Symbotic Inc. filing shows an amendment to a Schedule 13G/A by The Vanguard Group reflecting an internal realignment and disaggregation of reporting units. The filing states Vanguard and related subsidiaries now report separately and that The Vanguard Group reports 0 shares beneficially owned of Symbotic common stock and 0% of the class. The disclosure references the internal realignment effective January 12, 2026 and is signed on 03/27/2026.
Michael Dunn reported open-market sales of Common Stock under a Rule 144 notice, executed pursuant to a 10b5-1 plan. The filing lists multiple transactions between 12/31/2025 and 03/11/2026, including sales of 15,040 shares on 02/24/2026 and 8,470 shares on 01/26/2026.
The entries show per-trade share counts and gross proceeds for each date; the sales are presented as 10b5-1 plan transactions in the excerpt.
Symbotic Inc. director Merline Saintil sold 3,414 shares of Class A Common Stock in open‑market transactions under a pre‑arranged Rule 10b5-1 trading plan. The sales on March 11, 2026 were executed at prices ranging from about $50 to $52 per share, leaving her with 75,344 shares owned directly.
Symbotic Inc. director Charles Kane reported a preplanned sale of 4,000 shares of Class A Common Stock. On March 9, 2026, he sold these shares in open-market transactions at prices including $46.3975, $47.5047, $48.1836 and $50.1013 per share under a Rule 10b5-1 trading plan adopted on December 8, 2025.
In connection with the sale, Kane redeemed 4,000 Symbotic Holdings Units, each paired with a share of Class V-1 Common Stock, for an equal number of Class A shares. Following the transactions, he directly owns 89,852 shares of Class A Common Stock and 595,353 Symbotic Holdings Units.

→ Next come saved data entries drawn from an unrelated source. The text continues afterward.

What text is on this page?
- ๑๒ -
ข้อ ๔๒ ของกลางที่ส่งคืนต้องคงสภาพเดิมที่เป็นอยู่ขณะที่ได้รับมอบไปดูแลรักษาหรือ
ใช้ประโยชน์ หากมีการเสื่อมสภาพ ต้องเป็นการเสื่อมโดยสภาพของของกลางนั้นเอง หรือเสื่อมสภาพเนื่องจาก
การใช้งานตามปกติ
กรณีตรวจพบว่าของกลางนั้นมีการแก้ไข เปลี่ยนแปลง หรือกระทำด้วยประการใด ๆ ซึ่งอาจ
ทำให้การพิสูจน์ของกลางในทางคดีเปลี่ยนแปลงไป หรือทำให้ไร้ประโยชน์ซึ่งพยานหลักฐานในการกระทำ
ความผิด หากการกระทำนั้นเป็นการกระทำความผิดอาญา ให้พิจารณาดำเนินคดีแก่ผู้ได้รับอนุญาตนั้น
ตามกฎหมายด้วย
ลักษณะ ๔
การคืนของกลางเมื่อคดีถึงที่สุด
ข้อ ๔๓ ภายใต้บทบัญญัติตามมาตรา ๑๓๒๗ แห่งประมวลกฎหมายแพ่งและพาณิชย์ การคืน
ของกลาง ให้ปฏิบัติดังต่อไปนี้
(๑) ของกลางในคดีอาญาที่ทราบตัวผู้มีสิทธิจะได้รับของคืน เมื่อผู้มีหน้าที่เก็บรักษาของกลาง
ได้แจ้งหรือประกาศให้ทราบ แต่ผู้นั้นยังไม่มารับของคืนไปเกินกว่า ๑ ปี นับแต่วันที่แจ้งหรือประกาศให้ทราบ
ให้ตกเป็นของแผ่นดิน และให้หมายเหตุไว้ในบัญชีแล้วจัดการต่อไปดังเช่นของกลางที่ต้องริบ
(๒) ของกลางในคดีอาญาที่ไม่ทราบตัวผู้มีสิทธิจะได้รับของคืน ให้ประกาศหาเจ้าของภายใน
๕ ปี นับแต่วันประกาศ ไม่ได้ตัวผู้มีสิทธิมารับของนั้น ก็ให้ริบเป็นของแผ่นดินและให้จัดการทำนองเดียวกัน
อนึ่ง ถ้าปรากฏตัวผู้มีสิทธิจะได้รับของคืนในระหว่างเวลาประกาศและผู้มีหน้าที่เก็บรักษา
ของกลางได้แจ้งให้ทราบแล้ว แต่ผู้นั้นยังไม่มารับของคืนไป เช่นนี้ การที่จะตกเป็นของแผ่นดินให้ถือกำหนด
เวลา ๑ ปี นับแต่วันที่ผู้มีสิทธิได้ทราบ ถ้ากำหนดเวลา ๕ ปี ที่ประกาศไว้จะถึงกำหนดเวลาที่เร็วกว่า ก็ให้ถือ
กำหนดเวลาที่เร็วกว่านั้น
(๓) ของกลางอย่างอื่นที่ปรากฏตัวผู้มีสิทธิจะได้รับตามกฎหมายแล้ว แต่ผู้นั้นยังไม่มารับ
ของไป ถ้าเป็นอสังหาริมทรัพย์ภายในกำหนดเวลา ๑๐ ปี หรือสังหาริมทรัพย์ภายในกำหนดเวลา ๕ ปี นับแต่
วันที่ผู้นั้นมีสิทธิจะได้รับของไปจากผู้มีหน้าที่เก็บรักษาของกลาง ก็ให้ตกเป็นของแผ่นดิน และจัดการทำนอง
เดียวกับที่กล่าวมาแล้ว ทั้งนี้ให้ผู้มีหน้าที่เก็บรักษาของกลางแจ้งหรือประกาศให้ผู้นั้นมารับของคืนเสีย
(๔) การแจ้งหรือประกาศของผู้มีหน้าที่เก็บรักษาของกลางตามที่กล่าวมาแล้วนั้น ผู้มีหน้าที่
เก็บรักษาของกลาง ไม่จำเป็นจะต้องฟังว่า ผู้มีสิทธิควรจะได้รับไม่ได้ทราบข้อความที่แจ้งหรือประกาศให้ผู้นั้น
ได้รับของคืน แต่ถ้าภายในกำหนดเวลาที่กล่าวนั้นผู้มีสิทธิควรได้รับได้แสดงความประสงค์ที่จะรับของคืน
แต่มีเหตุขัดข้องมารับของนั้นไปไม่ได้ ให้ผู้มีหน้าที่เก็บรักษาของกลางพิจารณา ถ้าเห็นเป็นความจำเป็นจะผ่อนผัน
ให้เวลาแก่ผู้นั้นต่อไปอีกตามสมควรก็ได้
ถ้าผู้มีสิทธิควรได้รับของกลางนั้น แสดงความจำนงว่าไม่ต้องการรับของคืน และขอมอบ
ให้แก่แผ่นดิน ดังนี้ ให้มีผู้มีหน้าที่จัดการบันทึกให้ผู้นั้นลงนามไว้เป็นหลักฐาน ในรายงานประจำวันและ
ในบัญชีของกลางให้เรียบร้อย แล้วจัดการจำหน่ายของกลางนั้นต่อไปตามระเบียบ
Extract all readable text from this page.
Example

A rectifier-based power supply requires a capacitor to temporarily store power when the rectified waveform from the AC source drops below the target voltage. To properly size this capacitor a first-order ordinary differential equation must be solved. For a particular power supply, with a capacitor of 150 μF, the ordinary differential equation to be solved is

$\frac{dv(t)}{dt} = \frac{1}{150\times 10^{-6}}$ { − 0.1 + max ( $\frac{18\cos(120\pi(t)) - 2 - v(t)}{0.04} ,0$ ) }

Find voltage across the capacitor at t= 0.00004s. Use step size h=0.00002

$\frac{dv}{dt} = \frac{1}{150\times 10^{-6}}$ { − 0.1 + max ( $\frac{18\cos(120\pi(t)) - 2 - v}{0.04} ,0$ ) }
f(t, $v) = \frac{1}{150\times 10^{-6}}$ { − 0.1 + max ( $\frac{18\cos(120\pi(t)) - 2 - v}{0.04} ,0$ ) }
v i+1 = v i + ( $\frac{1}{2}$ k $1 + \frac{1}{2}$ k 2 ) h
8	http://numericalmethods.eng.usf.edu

Symbotic Inc. director Todd Krasnow reported an open-market sale by an affiliated entity of 2,000 shares of Class A Common Stock on March 9, 2026. The shares were sold indirectly through Inlet View, Inc. in multiple trades at prices between $46.334 and $50.052 per share under a pre-arranged Rule 10b5-1 trading plan entered into on December 8, 2025.
To facilitate the sale, 2,000 Symbotic Holdings Units were redeemed on a one-for-one basis for 2,000 Class A shares, and 2,000 paired shares of Class V-1 Common Stock were canceled; the Class V-1 shares carry voting rights but no economic rights. After these transactions, filings show Krasnow-related holdings including 194,036 Symbotic Holdings Units directly and 180,000 Symbotic Holdings Units indirectly through his spouse, plus 10,345 Class A shares held directly and 40,000 Class A shares held indirectly via a trust, as well as substantial Class V-1 holdings. The filing notes that Krasnow disclaims beneficial ownership of certain indirect positions except to the extent of his pecuniary interest.
Michael Dunn reported multiple 10b5-1 sales of Common Stock under Form 144, executed through Morgan Stanley Smith Barney LLC. The filing lists sales on 02/25/2026 (4,274 shares, $240,684.33), 02/24/2026 (15,040 shares, $841,087.94), 02/11/2026 (2,593 shares, $152,311.78), 01/28/2026 (3,051 shares, $168,128.71), 01/26/2026 (8,470 shares, $509,091.89), 01/14/2026 (1,363 shares, $93,883.44), 12/31/2025 (1,012 shares, $60,689.64), and 12/17/2025 (1,190 shares, $74,601.10).
The sales are identified as 10b5-1 plan transactions in the filing and were processed through Morgan Stanley Smith Barney LLC; timing and plan status are disclosed alongside each sale date.